Beitragspflichtig ist das Arbeitseinkommen im Sinne von § 15 Abs. 1 SGB IV (BSG, Urteil vom 22.03.2006 - B 12 KR 8/05 R - SozR 4-2500 § 240 Nr. 6 Rn. 19). Die Ermittlung des Arbeitseinkommens erfolgt nach den Grundsätzen des Einkommensteuerrechts. Dies hat der Gesetzgeber insbesondere durch die Streichung des früheren Satzes 2 in § 15 SGB IV durch das Agrarsozialreformgesetz 1995 vom 29.07.1994 (BGBl. I S. 1890) deutlich gemacht, nach dem bei der Ermittlung des Gewinns steuerliche Vergünstigungen unberücksichtigt zu lassen und Veräußerungsgewinne abzuziehen waren. Seit dem 01.01.1995 bestimmt zwar § 15 Abs. 1 Satz 1 SGB IV (neue Fassung – n.F.) wie § 15 Satz 1 SGB IV in der zuvor geltenden alten Fassung (a.F.), dass Arbeitseinkommen der nach den allgemeinen Gewinnermittlungsvorschriften des Einkommensteuerrechts ermittelte Gewinn aus einer selbstständigen Tätigkeit ist. Nach § 15 Abs. 1 Satz 2 SGB IV n.F. ist aber anders als nach § 15 Satz 2 SGB IV a.F. Einkommen nunmehr als Arbeitseinkommen zu werten, wenn es als solches nach dem Einkommensteuerrecht zu bewerten ist. Grund für diese Änderung waren die erheblichen praktischen Schwierigkeiten, zu denen die Regelung in § 15 Satz 2 SGB IV a.F. geführt hat, weil der Begriff der steuerlichen Vergünstigung im Steuerrecht nicht eindeutig bestimmt und der Umfang solcher Vergünstigungen dem Steuerbescheid nicht zu entnehmen war. Im Interesse der Verfahrensvereinfachung sollte die Regelung des § 15 Satz 2 SGB IV a.F. entfallen und das Arbeitseinkommen damit dem steuerrechtlichen Gewinn entsprechen, der unverändert aus dem Steuerbescheid des Selbstständigen übernommen wird (BT-Drucks. 12/5700, S. 92). Mit dieser Änderung des § 15 SGB IV sind die Unterschiede zwischen Arbeitseinkommen und steuerlichem Gewinn beseitigt worden.

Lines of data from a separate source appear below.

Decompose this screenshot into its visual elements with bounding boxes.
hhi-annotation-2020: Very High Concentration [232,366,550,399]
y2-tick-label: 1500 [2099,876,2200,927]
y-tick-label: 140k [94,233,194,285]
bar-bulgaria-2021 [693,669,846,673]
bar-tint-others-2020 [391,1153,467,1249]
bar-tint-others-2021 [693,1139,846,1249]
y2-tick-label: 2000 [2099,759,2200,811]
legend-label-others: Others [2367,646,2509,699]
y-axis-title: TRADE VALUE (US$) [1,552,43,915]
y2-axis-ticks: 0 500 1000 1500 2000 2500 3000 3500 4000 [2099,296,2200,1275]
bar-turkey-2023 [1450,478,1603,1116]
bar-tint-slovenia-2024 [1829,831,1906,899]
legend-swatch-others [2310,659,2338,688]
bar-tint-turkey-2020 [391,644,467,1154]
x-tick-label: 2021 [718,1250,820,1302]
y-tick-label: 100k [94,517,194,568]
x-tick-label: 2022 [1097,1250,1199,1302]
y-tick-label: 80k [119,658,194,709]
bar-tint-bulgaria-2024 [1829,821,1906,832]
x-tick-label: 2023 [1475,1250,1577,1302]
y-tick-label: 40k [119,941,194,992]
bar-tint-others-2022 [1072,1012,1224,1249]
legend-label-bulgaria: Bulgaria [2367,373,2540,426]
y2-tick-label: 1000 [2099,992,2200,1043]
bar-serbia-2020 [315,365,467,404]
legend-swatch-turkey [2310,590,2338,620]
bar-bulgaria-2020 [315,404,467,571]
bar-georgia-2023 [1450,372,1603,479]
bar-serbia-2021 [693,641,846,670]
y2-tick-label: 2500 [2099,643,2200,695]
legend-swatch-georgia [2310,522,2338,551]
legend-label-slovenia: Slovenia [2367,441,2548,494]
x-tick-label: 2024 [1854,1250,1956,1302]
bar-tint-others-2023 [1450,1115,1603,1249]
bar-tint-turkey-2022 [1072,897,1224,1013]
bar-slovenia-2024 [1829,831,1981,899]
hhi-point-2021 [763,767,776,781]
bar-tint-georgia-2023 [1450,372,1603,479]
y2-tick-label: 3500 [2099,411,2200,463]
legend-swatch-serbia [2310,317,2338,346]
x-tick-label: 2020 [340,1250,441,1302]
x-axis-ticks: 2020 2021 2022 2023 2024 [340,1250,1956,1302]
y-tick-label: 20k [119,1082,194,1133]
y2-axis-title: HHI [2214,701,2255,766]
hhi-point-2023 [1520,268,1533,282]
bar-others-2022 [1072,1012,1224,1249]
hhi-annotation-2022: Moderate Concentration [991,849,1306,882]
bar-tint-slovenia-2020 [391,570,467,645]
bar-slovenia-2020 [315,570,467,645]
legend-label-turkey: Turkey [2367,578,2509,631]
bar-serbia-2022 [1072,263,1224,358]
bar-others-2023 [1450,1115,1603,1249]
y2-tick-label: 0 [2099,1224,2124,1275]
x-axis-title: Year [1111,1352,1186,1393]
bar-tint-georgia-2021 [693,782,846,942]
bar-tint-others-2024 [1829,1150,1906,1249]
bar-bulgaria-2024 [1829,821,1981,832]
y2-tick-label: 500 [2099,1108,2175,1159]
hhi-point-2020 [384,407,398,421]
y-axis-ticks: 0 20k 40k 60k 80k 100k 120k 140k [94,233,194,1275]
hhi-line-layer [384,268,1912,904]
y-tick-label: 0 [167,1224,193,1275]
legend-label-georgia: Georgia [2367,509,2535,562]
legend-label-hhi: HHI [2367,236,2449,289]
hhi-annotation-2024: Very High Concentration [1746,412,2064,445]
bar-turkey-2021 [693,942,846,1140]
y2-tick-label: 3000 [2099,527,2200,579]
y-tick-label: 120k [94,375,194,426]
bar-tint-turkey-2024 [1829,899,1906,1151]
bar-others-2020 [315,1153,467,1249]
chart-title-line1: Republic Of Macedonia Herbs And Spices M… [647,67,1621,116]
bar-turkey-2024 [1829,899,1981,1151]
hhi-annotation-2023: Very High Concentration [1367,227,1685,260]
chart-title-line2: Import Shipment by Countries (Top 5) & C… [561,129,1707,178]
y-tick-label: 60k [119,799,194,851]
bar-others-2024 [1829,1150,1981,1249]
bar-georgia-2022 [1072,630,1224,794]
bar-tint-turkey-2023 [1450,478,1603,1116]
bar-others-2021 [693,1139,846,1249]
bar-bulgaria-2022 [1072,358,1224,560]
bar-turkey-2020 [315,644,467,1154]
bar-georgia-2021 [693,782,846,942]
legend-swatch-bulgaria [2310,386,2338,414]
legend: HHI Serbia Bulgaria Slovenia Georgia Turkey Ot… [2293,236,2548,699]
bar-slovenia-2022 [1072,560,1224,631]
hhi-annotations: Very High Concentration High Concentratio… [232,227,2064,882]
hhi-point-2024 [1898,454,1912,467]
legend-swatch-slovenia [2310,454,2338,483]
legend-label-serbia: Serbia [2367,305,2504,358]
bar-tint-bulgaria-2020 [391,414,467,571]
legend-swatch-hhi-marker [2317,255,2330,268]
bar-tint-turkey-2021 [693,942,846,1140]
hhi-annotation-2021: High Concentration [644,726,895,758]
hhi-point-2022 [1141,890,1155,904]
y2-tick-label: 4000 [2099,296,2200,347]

Für die Beitragsbemessung Selbständiger steht außer dem am Einkommensteuerrecht ausgerichteten Arbeitseinkommen derzeit kein gesetzlich oder anderweit geregeltes System der Einkommensermittlung zur Verfügung, das verwaltungsmäßig durchführbar wäre und ohne unzumutbare Benachteiligung dieses Personenkreises verwirklicht werden könnte (BSG, Urteil vom 26.09.1996 - 12 RK 46/95 - BSGE 79, 133, 139 = SozR 3-2500 § 240 Nr. 27). Dem stehen die Gesetzesmaterialien zu § 240 Abs. 1 SGB V (BT-Drucks. 11/2237, S. 225) und zu § 240 Abs. 4 Satz 2 SGB V (BT-Drucks 12/3937, S. 17) nicht entgegen. Zwar sollte danach anscheinend bei der Beitragsbemessung für Selbständige über den steuerlichen Gewinn hinausgegangen werden. Die hierfür erforderlichen materiell-rechtlichen Vorgaben zur anderweitigen Bestimmung der wirtschaftlichen Leistungsfähigkeit fehlen jedoch nahezu vollständig. Die Krankenkassen können außerdem aus den Einkommensteuerbescheiden die Besteuerungsgrundlagen häufig nicht entnehmen. Auch ist den Krankenkassen in ihren Satzungen die ausreichende Bestimmung einer über den Gewinn hinausgehenden Bemessungsgrundlage nicht gelungen; vielmehr haben sie sich vielfach – wie die Beklagte zu 1 – auf eine Wiedergabe des Gesetzestextes und der Gesetzesbegründung beschränkt (BSG, Urteil vom 26.09.1996 - 12 RK 46/95 - BSGE 79, 133, 140 = SozR 3-2500 § 240 Nr. 27).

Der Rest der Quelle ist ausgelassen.